Perasaan bebas dari represi itulah yang ingin direbut oleh Ida dan teman-temannya. Dengan segala bantuan termasuk dukungan petugas pemadam kebakaran, mereka bermaksud melompat dan menyebrang ke Berlin Barat.
Laporan statistik memperlihatkan bahwa antara 1961 hingga 1989, sekitar 100 ribu orang mencoba kabur menyeberangi tembok. Dari jumlah itu, hanya 5 ribuan yang berhasil selamat. Sedangkan sekitar 100-200 orang tercatat tewas.
Satuan prajurit dan polisi Jerman Timur memang tidak terlihat menggunakan senjata api ketika menghalangi orang menyeberang tembok. Minimal, mereka tidak menembaki orang ketika mengetahui ada kamera jurnalis yang merekam. Belakangan, penggunaan senjata api tidak bisa dihindari.

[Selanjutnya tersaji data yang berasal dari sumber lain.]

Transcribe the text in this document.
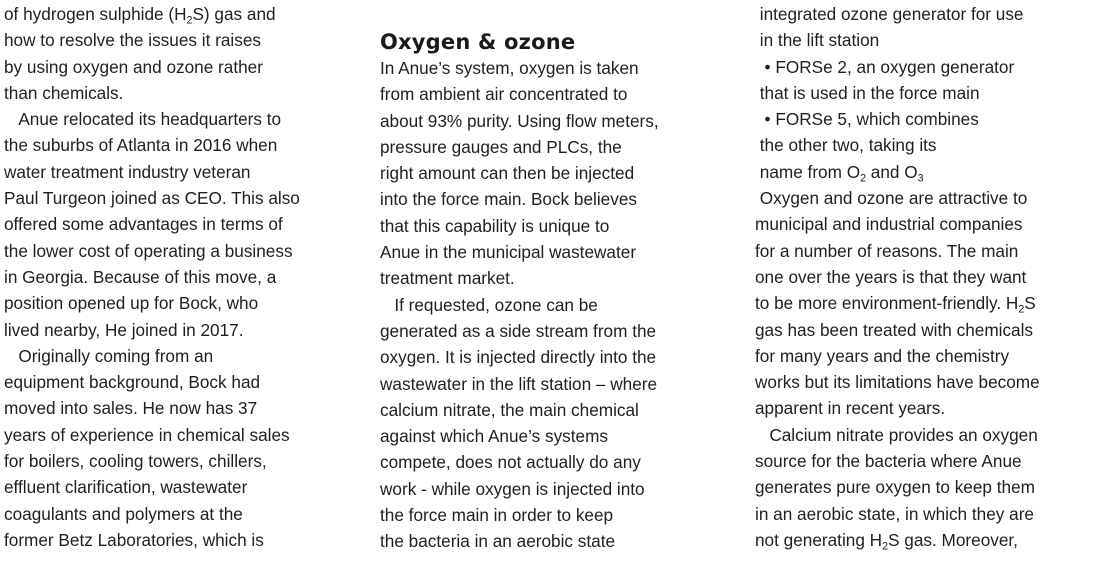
of hydrogen sulphide $(H_2S)$ gas and
how to resolve the issues it raises
by using oxygen and ozone rather
than chemicals.
Anue relocated its headquarters to
the suburbs of Atlanta in 2016 when
water treatment industry veteran
Paul Turgeon joined as CEO. This also
offered some advantages in terms of
the lower cost of operating a business
in Georgia. Because of this move, a
position opened up for Bock, who
lived nearby, He joined in 2017.
Originally coming from an
equipment background, Bock had
moved into sales. He now has 37
years of experience in chemical sales
for boilers, cooling towers, chillers,
effluent clarification, wastewater
coagulants and polymers at the
former Betz Laboratories, which is
Oxygen & ozone
In Anue’s system, oxygen is taken
from ambient air concentrated to
about 93% purity. Using flow meters,
pressure gauges and PLCs, the
right amount can then be injected
into the force main. Bock believes
that this capability is unique to
Anue in the municipal wastewater
treatment market.
If requested, ozone can be
generated as a side stream from the
oxygen. It is injected directly into the
wastewater in the lift station – where
calcium nitrate, the main chemical
against which Anue’s systems
compete, does not actually do any
work - while oxygen is injected into
the force main in order to keep
the bacteria in an aerobic state
integrated ozone generator for use
in the lift station
• FORSe 2, an oxygen generator
that is used in the force main
• FORSe 5, which combines
the other two, taking its
name from $O_2$ and $O_3$
Oxygen and ozone are attractive to
municipal and industrial companies
for a number of reasons. The main
one over the years is that they want
to be more environment-friendly. $H_2S$
gas has been treated with chemicals
for many years and the chemistry
works but its limitations have become
apparent in recent years.
Calcium nitrate provides an oxygen
source for the bacteria where Anue
generates pure oxygen to keep them
in an aerobic state, in which they are
not generating $H_2S$ gas. Moreover,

Terhitung sejak awal Tembok Berlin berdiri tegak, peristiwa melayangnya ratusan nyawa pelarian itu dimulai dari Ida yang kala itu tinggal di apartemen di Bernauer Straße 48 di Berlin Mitte. Seperti semua gedung dan bangunan di bagian Selatan jalan itu, apartemen itu masuk ke wilayah kekuasaan Mitte, Jerman Timur.
Akan tetapi, pintu masuk gedung dan jalan di depannya merupakan wilayah administrasi Jerman Barat. Sebagai perawat biasa, itu kerap melintasi perbatasan Timur-Barat itu dalam aktivitas sehari-hari. Ia juga sering mengunjungi rumah kakaknya di Berlin Barat tak jauh dari tembok.
Sejak tembok itu didirikan, sebenarnya Ida dan para penduduk lainnya masih bisa berlalu-lalang melalui pintu depan. Namun, pintu itu akhirnya ditutup juga pada 18 Agustus dan segera diganti dengan pintu masuk baru di wilayah Timur. Polisi dan milisi ditempatkan berjaga di koridor depan.
Dalam keadaan tidak menentu itu mereka mencari akal dengan melompati jendela untuk menyeberang ke barat. Satuan petugas pemadam kebakaran Jerman Barat membantu upaya mereka dengan menangkap para pelompat dengan jaring penyelamat.
Pada 21 Agustus, Ida yang tahu persis pintu depan telah dijaga ketat berencana melompat. Keesokan harinya, pagi-pagi sekali ia melemparkan kasur dan barang-barang lain lewat jendela. Ia melompat. Tapi nasibnya buruk.
Petugas kebakaran yang biasanya bersiap dengan jaring penyelamat justru sedang tidak membuka jaringnya. Karena terburu-buru dan ketakutan tertangkap, tubuhnya jatuh di atas trotoar jalan. Melihat Ida jatuh para petugas langsung melarikannya ke rumah sakit Lazarus. Sayangnya, dia meninggal dalam perjalanan.
Kematian itu secara langsung memicu kemarahan warga Jerman Barat. Media massa melaporkan secara rinci tentang “Fatal jump to freedom” dan menempatkan pemerintah Jerman Timur sebagai pihak yang bertanggung jawab.
Pada 29 Agustus upacara pemakaman resmi diadakan untuk Siekmann. Setelah pemakaman, Ernst Lemmer, Menteri Federal, dan Helmut Mattis, Wali Kota, meletakkan karangan bunga di depan gedung Bernauer Straße 48 yang bertuliskan: “Kebebasan yang Dirampas.”